A new genetic algorithm (GA)-based correlation has been developed to estimate the change in MMP when CO2 is diluted with other gases, termed "impure CO2" in the context of this paper. The advantage of this correlation over others is that it can be used for gas mixtures with higher N2 concentrations (tested up to 20 mol%) and with non-CO2 component concentrations up to 78 mol% (e.g., H2S, N2, SOx, O2, and C1−C4) with a higher accuracy. Equally important, it could be a useful screening tool when experimental data are not available and when developing an optimal and economical laboratory program to estimate the MMP.

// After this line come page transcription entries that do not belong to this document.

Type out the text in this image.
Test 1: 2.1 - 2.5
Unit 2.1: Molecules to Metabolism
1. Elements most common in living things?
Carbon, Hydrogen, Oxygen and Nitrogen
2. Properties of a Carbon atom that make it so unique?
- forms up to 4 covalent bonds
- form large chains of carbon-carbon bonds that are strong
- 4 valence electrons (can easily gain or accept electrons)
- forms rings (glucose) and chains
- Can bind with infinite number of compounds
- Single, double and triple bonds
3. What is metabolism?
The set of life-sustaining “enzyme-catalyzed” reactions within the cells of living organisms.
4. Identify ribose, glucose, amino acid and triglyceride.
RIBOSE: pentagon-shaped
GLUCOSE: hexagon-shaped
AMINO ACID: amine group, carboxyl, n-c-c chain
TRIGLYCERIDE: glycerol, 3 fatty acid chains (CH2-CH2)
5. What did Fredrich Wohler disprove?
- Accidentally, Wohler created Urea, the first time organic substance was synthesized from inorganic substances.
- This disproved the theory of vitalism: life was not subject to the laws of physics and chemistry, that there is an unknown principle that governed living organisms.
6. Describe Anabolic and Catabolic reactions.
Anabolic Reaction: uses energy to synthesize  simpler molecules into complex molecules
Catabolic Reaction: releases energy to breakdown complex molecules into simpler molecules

In developing this correlation, the GA software developed in our earlier work (Emera and Sarma 2005a) has been modified to account for various components in the injected-gas stream. The correlation estimates the change in MMP as a function of injected-gas solvency in the oil. The solvency, in turn, is related to critical properties of the injected gas (critical temperature and pressure). In addition, pure CO2/oil MMP is used as an input in this correlation. The correlation has been validated successfully against published experimental data and several correlations in the literature. It yielded a better match with an average error of 4.7% and a standard deviation of 6.3%, followed by the Sebastian et al. (1985) correlation with a 13.1% average error and a 22.0% standard deviation and the Alston et al. (1985) correlation with a 14.1% average error and a 43.2% standard deviation.